In Handbook of Christian Apologetics, Kreeft and Tacelli write (p. 109):
“A miracle is a striking and religiously significant intervention of God in the system of natural causes. [… T]he concept of miracles presupposes, rather than sets aside, the idea that nature is a self-contained system of natural causes. Unless there are regularities, there can be no exceptions to them.”
Consider that the natural system (featuring causal processes unfolding in time and space) has a beginning. What caused it to begin? It is reasonable to posit that something caused it to begin. This something would be in some sense prior to (but not temporally prior, as time is a feature of the system) the natural system. If that something can create the natural system, then it doesn’t seem implausible, a priori, that it would be able to affect the system at various points. A simple metaphor for this might be someone who creates a game with its own rules that can play out (such as Conway’s Life) but then also steps in at various points to change the configuration of the game.

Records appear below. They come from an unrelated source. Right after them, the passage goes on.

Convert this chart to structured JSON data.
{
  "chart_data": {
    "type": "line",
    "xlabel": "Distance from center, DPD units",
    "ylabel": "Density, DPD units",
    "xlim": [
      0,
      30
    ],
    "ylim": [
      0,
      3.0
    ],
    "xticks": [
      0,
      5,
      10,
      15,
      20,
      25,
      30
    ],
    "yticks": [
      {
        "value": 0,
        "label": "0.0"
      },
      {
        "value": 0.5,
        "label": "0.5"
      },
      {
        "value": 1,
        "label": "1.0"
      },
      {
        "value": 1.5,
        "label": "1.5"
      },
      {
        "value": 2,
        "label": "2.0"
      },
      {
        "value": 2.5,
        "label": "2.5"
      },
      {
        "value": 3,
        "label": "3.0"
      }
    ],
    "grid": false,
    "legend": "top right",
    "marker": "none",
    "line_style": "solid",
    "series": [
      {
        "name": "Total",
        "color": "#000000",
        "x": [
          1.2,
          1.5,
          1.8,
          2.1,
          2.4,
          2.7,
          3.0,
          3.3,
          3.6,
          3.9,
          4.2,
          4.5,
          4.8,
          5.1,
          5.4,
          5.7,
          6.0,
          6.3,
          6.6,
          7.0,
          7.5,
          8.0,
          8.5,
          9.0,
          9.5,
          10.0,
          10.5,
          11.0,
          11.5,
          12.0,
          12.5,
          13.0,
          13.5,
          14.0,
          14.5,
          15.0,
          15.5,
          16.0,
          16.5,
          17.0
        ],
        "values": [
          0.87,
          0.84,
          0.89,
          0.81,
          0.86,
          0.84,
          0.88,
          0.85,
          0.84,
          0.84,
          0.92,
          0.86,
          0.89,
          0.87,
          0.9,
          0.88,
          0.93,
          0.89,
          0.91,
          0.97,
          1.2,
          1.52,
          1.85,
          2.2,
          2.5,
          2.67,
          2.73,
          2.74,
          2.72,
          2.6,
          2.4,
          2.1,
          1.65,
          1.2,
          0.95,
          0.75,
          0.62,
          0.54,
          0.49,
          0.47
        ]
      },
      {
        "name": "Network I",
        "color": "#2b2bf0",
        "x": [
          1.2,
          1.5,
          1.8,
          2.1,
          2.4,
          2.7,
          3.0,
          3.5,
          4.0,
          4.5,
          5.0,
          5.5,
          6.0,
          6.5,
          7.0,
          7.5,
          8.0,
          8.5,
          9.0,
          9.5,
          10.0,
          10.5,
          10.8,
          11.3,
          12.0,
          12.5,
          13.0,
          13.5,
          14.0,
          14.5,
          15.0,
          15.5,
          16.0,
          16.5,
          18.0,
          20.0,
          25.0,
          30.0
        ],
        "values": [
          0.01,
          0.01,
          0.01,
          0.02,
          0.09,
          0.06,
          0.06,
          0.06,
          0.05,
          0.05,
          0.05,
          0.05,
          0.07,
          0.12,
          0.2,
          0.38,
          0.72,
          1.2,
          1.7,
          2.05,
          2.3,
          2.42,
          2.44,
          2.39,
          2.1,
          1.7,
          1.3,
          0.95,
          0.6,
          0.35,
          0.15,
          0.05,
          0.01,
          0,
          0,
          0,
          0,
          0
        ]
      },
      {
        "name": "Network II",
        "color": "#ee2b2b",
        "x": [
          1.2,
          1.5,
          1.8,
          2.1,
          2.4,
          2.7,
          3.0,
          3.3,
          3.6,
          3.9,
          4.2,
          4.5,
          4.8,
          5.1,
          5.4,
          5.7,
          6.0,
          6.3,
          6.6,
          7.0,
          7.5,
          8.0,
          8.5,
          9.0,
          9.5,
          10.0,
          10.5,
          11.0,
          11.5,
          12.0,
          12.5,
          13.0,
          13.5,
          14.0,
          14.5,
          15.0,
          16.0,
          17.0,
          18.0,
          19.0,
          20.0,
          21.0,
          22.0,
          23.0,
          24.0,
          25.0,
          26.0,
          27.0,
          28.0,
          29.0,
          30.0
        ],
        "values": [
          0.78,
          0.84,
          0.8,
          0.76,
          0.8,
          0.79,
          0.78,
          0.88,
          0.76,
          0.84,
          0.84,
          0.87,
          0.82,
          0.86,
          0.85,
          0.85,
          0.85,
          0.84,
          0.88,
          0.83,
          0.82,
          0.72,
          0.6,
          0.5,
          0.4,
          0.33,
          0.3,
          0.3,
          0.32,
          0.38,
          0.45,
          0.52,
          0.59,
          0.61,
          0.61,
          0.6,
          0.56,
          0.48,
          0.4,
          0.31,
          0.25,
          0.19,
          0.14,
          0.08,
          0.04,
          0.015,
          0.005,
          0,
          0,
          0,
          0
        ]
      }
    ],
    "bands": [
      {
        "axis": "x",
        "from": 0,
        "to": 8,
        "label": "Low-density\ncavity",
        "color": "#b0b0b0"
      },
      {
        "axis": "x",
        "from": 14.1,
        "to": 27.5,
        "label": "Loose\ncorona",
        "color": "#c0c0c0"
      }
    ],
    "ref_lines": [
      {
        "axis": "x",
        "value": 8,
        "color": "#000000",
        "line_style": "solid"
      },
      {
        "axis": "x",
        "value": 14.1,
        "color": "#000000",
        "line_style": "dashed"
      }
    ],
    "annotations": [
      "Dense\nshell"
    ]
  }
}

So far, this makes some sense. It is not conceptually problematic, in the broadest of brushes, to think this possible. The next question then becomes whether miracles (so defined) have, in fact, occurred.
This is where things get problematic. If miraculous causal events are those which aren’t determined by the system of natural causes running endogenously, but rather (at least partially) through an externally (so to speak) originating cause, then how could we tell which causes are of this latter type?
Consider Kreeft in The Philosophy of Tolkien (p. 54):
“It is easy to identify miracles when we see them[.]”
He does not elaborate. Yet, is it obvious? How can one distinguish between causes that originate external to the system, and those that are part of the system? Consider the notion that a significantly advanced technology could be considered ‘magic’ by those who don’t understand the technology, or the general conceptual backdrop for the technology. Since we don’t understand how the natural causal system works (and probably aren’t even close), why should we think that we can tell what are natural causal events and which are not?